Monday, November 14, 2011
Declan is seven months today. What is 7 months? 7 months is just a shocking amount of happy and general bonhomie, except when being fed green vegetables or placed on his stomach for longer than he would like. Or me watching anything but the Daily Show on Hulu while I nurse him, because how else would be get his news? This child has not met a stranger, beaming at anyone who comes across his baby blues. He sits up for long periods of time, eats the hell out of some sweet potatoes, and generally seems to enjoy being strangled by his well meaning sister on a daily basis*
While seven months is remarkable milestone in itself, it also marks seven months of fractured, fitful sleep for his parents. Work has been off the charts busy, and I've been taking lots of pictures of babies, talking to parents about their babies. And I swear it feels like I am the only parent whose baby doesn't sleep.
I know this is isn't true. You all have told me as much.
But not sleeping well for seven months, averaging maybe 4-5 hours nightly, is taking a serious toll. At his longest, Baby D sleeps six hour stretches, but never after midnight. And while his disposition is unfailingly cheery, his health remarkable, Caleb and I can't say the same.
I look awful. I feel awful. I don't have enough energy to exercise. I have frequent headaches from interrupted sleep. I can't remember shit, often forgetting to pay bills and mixing up appointments. I even started giving the baby formula, hearing anecdotally that the additional calories would help the baby sleep.
While feeding the baby and feeding myself, I was skimming an article about willpower and how multitasking and sleep deprivation - through depletion in glucose and overloading certain parts of the brain - are documented motivation killers.
That stopped me in my tracks.
Sleep begets sleep.

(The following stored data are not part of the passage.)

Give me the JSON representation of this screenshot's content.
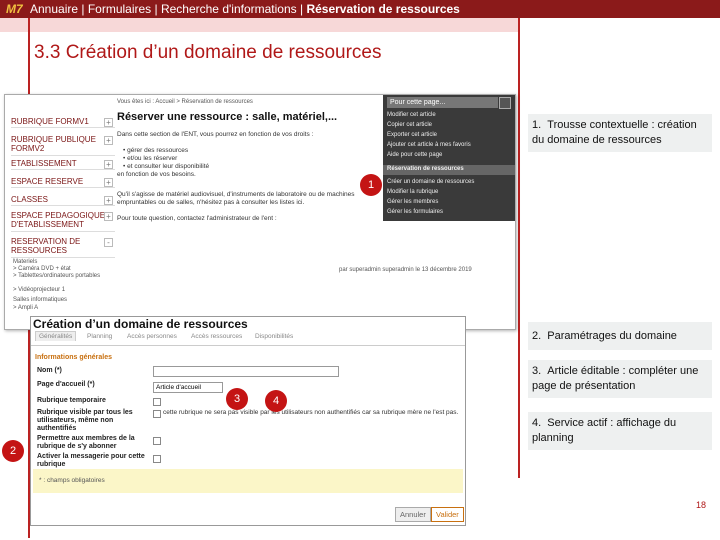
{
  "header": {
    "logo": "M7",
    "nav_plain": "Annuaire | Formulaires | Recherche d'informations | ",
    "nav_bold": "Réservation de ressources"
  },
  "section_title": "3.3  Création d’un domaine de ressources",
  "screenshot1": {
    "breadcrumb": "Vous êtes ici : Accueil > Réservation de ressources",
    "sidebar": [
      {
        "label": "RUBRIQUE FORMV1",
        "sign": "+"
      },
      {
        "label": "RUBRIQUE PUBLIQUE FORMV2",
        "sign": "+"
      },
      {
        "label": "ETABLISSEMENT",
        "sign": "+"
      },
      {
        "label": "ESPACE RESERVE",
        "sign": "+"
      },
      {
        "label": "CLASSES",
        "sign": "+"
      },
      {
        "label": "ESPACE PEDAGOGIQUE D'ETABLISSEMENT",
        "sign": "+"
      },
      {
        "label": "RESERVATION DE RESSOURCES",
        "sign": "-"
      }
    ],
    "sidebar_sub": [
      "Materiels",
      "> Caméra DVD + état",
      "> Tablettes/ordinateurs portables",
      "> Vidéoprojecteur 1",
      "Salles informatiques",
      "> Ampli A"
    ],
    "title": "Réserver une ressource : salle, matériel,...",
    "intro": "Dans cette section de l'ENT, vous pourrez en fonction de vos droits :",
    "bullets": [
      "gérer des ressources",
      "et/ou les réserver",
      "et consulter leur disponibilité"
    ],
    "after_bullets": "en fonction de vos besoins.",
    "para2a": "Qu'il s'agisse de matériel audiovisuel, d'instruments de laboratoire ou de machines",
    "para2b": "empruntables ou de salles, n'hésitez pas à consulter les listes ici.",
    "para3": "Pour toute question, contactez l'administrateur de l'ent :",
    "byline": "par superadmin superadmin le 13 décembre 2019",
    "menu_title": "Pour cette page...",
    "menu_items": [
      "Modifier cet article",
      "Copier cet article",
      "Exporter cet article",
      "Ajouter cet article à mes favoris",
      "Aide pour cette page",
      "Réservation de ressources",
      "Créer un domaine de ressources",
      "Modifier la rubrique",
      "Gérer les membres",
      "Gérer les formulaires"
    ]
  },
  "screenshot2": {
    "title": "Création d’un domaine de ressources",
    "tabs": [
      "Généralités",
      "Planning",
      "Accès personnes",
      "Accès ressources",
      "Disponibilités"
    ],
    "section": "Informations générales",
    "fields": [
      {
        "label": "Nom (*)"
      },
      {
        "label": "Page d'accueil (*)",
        "value": "Article d'accueil"
      },
      {
        "label": "Rubrique temporaire"
      },
      {
        "label": "Rubrique visible par tous les utilisateurs, même non authentifiés",
        "note": "cette rubrique ne sera pas visible par les utilisateurs non authentifiés car sa rubrique mère ne l'est pas."
      },
      {
        "label": "Permettre aux membres de la rubrique de s'y abonner"
      },
      {
        "label": "Activer la messagerie pour cette rubrique"
      }
    ],
    "required_note": "* : champs obligatoires",
    "cancel": "Annuler",
    "validate": "Valider"
  },
  "callouts": [
    {
      "num": "1",
      "text": "Trousse contextuelle : création du domaine de ressources"
    },
    {
      "num": "2",
      "text": "Paramétrages du domaine"
    },
    {
      "num": "3",
      "text": "Article éditable : compléter une page de présentation"
    },
    {
      "num": "4",
      "text": "Service actif : affichage du planning"
    }
  ],
  "badges": [
    "1",
    "2",
    "3",
    "4"
  ],
  "page_number": "18",
  "colors": {
    "brand": "#8b1a1a",
    "accent": "#c41414",
    "logo": "#f0c040"
  }
}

No sleep fucks everything up. So I guess my job right now is to just be at peace with the fact that I won't get much accomplished for the time being. I'm trying to take comfort in that maybe biology is at play in my inability to work on my novel at this time. Or maybe I was just crazy to attempt it during my busiest work season yet. It certainly doesn't help that my entire house is suffering from a ubiquitous cold, so I know when we all start breathing better, we will (ideally) start sleeping better.
Now if only I can remember to tell you if we do.
*Harlow's love for her brother is rather awesome to behold. She's his own personal troubadour, smothering him with hugs and making up songs on the fly. Sample lyrics:
You are the KING of babies
The KING of babies!
I love you I love you I love you
I love you so much
I won't throw you away in the trash can.